Now that we have all tweets classified and the score calculated, next step is to plot the graph using this data. Ggplot 2 library provides extensive facilities for charting.

Ggplot call to plot the stacked bar chart using processed data
ggplot(data=KeralaPollsTweets.findf ) +  #dataframe having all processed data
  geom_bar(mapping=aes(x=score, fill=party)) +
  theme_bw() + # plain display, nicer colors
  labs(x="Sentiment Score",y="Volume of Tweets") +
  guides(fill=guide_legend(title="Political Front")) + 
  ggtitle("Twitter Sentiment on #KeralaElections2016, #KeralaPolls2016") + 
  scale_y_continuous(breaks=seq(0,260,10)) +
  scale_x_continuous(breaks=seq(-5,5,1)) 

A sample result is shown below. Total number of tweets considered is 333.

Sentiment Score LDF NDA UDF UNKNOWN
-3 0 0 1 1
-2 0 2 0 1
-1 0 5 0 14
0 38 184 11 55
1 1 8 2 9
2 1 0 0 0

Stacked bar chart drawn with the tabulated data

Inferences drawn from the chart
  1. Most talked about political party in twitter (atleast in state election related tweets) is NDA. LDF comes next. This is evident from the volume of tweets marked against each sentiment score. The ruling party (UDF) gets least amount of tweets.
  2. Maximum positive sentiment is with NDA(scores +1, +2). UDF and LDF gets equal positive sentiment. LDF touches a +2 (only 1 tweet though) sentiment score.
  3. Maximum negative sentiment is with NDA too. (scores -1, -2). LDF and UDF (see the anomalies section) do not get any negative score.
  4. Maximum negative and positive votes being attributed to NDA could be a side effect of the higher tweet volume for NDA, compared to other two parties
Anomalies

AS mentioned earlier, sentiment analysis by matching positive/negative sentiment lexicon may bring in lot of false positives and false negatives.
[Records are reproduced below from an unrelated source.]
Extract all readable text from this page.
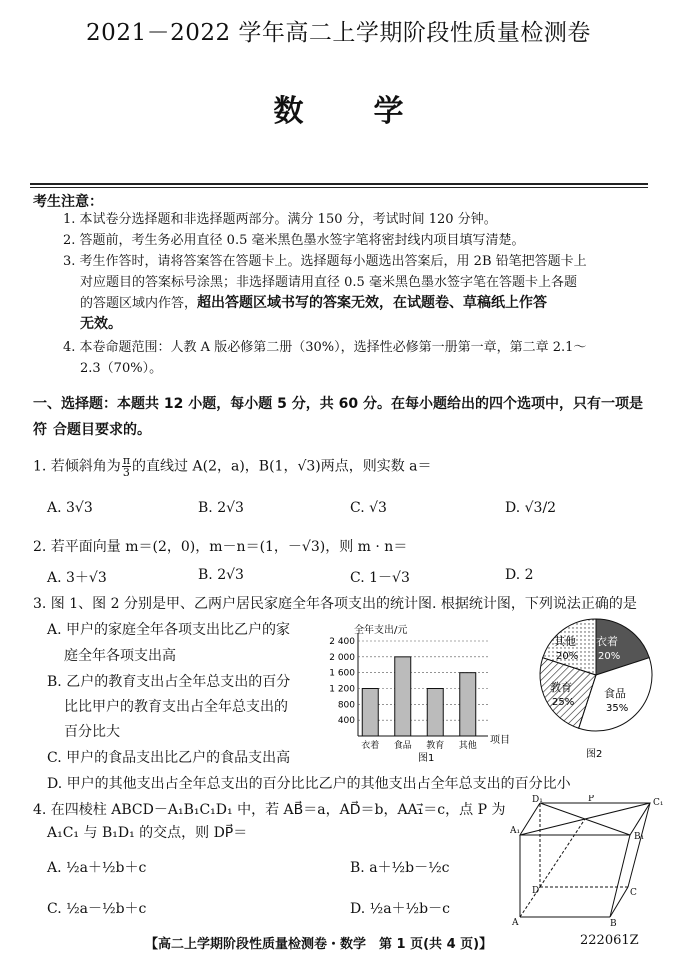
2021－2022 学年高二上学期阶段性质量检测卷
数 学
考生注意：
1. 本试卷分选择题和非选择题两部分。满分 150 分，考试时间 120 分钟。
2. 答题前，考生务必用直径 0.5 毫米黑色墨水签字笔将密封线内项目填写清楚。
3. 考生作答时，请将答案答在答题卡上。选择题每小题选出答案后，用 2B 铅笔把答题卡上
对应题目的答案标号涂黑；非选择题请用直径 0.5 毫米黑色墨水签字笔在答题卡上各题
的答题区域内作答，超出答题区域书写的答案无效，在试题卷、草稿纸上作答
无效。
4. 本卷命题范围：人教 A 版必修第二册（30%），选择性必修第一册第一章，第二章 2.1～
2.3（70%）。
一、选择题：本题共 12 小题，每小题 5 分，共 60 分。在每小题给出的四个选项中，只有一项是符 合题目要求的。
1. 若倾斜角为 $\frac{\pi}{3}$ 的直线过 A(2，a)，B(1，√3)两点，则实数 a＝
A. 3√3	B. 2√3	C. √3	D. √3/2
2. 若平面向量 m＝(2，0)，m－n＝(1，－√3)，则 m · n＝
A. 3＋√3	B. 2√3	C. 1－√3	D. 2
3. 图 1、图 2 分别是甲、乙两户居民家庭全年各项支出的统计图. 根据统计图，下列说法正确的是
A. 甲户的家庭全年各项支出比乙户的家
庭全年各项支出高
B. 乙户的教育支出占全年总支出的百分
比比甲户的教育支出占全年总支出的
百分比大
C. 甲户的食品支出比乙户的食品支出高
D. 甲户的其他支出占全年总支出的百分比比乙户的其他支出占全年总支出的百分比小
2 400
2 000
1 600
1 200
800
400
衣着 食品 教育 其他
全年支出/元
项目
图1
衣着
20%
食品
35%
教育
25%
其他
20%
图2
4. 在四棱柱 ABCD－A₁B₁C₁D₁ 中，若 AB⃗＝a，AD⃗＝b，AA₁⃗＝c，点 P 为
A₁C₁ 与 B₁D₁ 的交点，则 DP⃗＝
A. ½a＋½b＋c	B. a＋½b－½c
C. ½a－½b＋c	D. ½a＋½b－c
D₁	P	C₁
A₁
B₁
D	C
A	B
【高二上学期阶段性质量检测卷・数学　第 1 页(共 4 页)】	222061Z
The -3 score attributed to UDF in the above chart is a perfect example. On analyzing the set of tweets, I could find that the below single tweet contributed this:

#UrVoteForUDF is a vote agnst fascism. It's one smash against divisive forces #KeralaElections2016 #KeralaPolls2016
Underlined words took the tweet to a score of -3. However, in reality, the tweet itself conveys positive sentiment towards UDF. Hence this entry should be treated as a +3 instead of -3.

For the record, this exercise was done 3 days before the polling day.